Chargé par le Gouvernement de compléter le diagnostic sur les PFAS, le député Cyrille Isaac-Sibille propose de différencier les actions selon leurs usages, prioritaires ou non, mais aussi selon l'échelon, européen et national.

Eau  |    |  D. Laperche
PFAS : les propositions d'un député au Gouvernement pour « faire machine arrière »

« Mon rapport (1) est un rapport positif, car il est possible de faire machine arrière, a assuré Cyrille Isaac-Sibille, député Modem chargé par le Gouvernement d'une mission temporaire sur les composés per-et polyfluoroalkylés (PFAS) (2) , à l'occasion de sa présentation devant les commissions du développement durable et des affaires sociales de l'Assemblée nationale, mardi 6 février. Nous devons agir avec l'Europe concernant la recherche sur la toxicité et les normes, la restriction ou l'interdiction en fonction des usages. Nous pouvons agir au niveau national concernant l'arrêt des rejets et le traitement des pollutions historiques. »

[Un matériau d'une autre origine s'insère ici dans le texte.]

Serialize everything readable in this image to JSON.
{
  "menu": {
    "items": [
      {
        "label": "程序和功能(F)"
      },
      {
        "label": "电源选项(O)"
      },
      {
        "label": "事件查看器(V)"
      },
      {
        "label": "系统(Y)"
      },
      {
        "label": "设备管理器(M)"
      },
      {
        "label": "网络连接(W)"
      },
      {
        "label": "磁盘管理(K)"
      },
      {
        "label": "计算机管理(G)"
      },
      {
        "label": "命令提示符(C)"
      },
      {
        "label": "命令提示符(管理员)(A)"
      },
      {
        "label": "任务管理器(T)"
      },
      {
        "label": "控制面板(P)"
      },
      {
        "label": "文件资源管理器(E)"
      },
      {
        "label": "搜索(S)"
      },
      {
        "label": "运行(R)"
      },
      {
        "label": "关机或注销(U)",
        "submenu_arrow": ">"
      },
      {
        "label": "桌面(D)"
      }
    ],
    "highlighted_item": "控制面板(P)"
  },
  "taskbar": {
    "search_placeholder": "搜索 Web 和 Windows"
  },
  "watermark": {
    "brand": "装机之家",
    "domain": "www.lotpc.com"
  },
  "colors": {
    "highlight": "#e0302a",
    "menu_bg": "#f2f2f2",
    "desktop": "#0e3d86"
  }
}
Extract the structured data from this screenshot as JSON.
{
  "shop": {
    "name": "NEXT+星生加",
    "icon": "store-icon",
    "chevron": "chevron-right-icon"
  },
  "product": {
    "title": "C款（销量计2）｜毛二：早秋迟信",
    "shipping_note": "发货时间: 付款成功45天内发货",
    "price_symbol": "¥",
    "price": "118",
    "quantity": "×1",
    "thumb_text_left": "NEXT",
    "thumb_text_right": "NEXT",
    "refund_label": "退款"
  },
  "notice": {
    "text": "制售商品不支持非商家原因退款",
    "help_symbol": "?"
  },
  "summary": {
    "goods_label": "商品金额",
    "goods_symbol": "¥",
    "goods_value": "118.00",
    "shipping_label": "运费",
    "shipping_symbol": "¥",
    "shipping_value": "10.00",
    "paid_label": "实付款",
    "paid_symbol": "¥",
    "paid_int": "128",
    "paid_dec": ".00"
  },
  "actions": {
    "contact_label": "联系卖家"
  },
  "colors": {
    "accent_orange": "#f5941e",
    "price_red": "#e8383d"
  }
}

À la suite de la mise en lumière médiatique de la contamination aux PFAS de la Vallée de la chimie, Élisabeth Borne, alors Première ministre, a confié, en juillet 2023, au député le soin de compléter le diagnostic sur les usages et l'imprégnation dans les différents milieux. Remis début 2024, son rapport affine l'état des lieux et montre à quel point les PFAS ont diffusé dans notre quotidien et notre économie.

Une production européenne de 250 000 tonnes par an

Même s'il est difficile de dresser une liste exhaustive, ces substances seraient présentes aussi bien dans le secteur du textile (pour la maison, les vêtements ou encore des applications professionnelles), de la santé (dispositifs médicaux et médicaments), des transports (par exemple les carrosseries, le système de freinage), des matériaux et emballages en contact avec des denrées alimentaires (poêles et moules antiadhésifs, emballages alimentaires, etc.), des nettoyants (décapants pour sols, produits de nettoyage à sec, aide au rinçage des lave-vaisselle, liquides pour essuie-glace…), du fartage des skis, de l'électronique et des semi-conducteurs, des cosmétiques (soin de la peau, capillaires, parfum, etc.) des mousses anti-incendies, des produits phytosanitaires, mais également du secteur de la transition énergétique avec, par exemple, les gaz fluorés utilisés dans les pompes à chaleur, les batteries au Li-ion, les piles à combustibles ou les panneaux solaires.

Sur le plan européen, une valeur médiane de 250 000 tonnes serait avancée pour la production de PFAS par an. Leur suivi le long de la chaîne jusqu'au consommateur n'est pas évident. D'une part, « de nombreuses entreprises ignoraient qu'elles utilisaient des PFAS, ce dont elles prennent progressivement conscience au fil du temps, souligne le rapport de la mission. D'autre part, lors de la consultation conduite par l'Echa [Agence européenne des produits chimiques], des usages apparemment non mentionnés par le dossier initial ont été rapportés. »  Il n'existerait en effet pas de mécanisme qui obligeraient les fournisseurs à mentionner l'utilisation de PFAS.

De multiples voies de contamination de l'environnement

La diffusion de ces molécules dans l'environnement se fait par les rejets des industriels, les stations d'épuration, lors de l'utilisation de produits ou l'élimination de déchets qui en contiennent.  « Les déchets de consommation courante contenant des PFAS sont incinérés à des températures peu élevées, qui ne permettent pas nécessairement l'élimination des PFAS, qui se retrouvent ainsi dans les rejets des usines d'incinération », précise la mission.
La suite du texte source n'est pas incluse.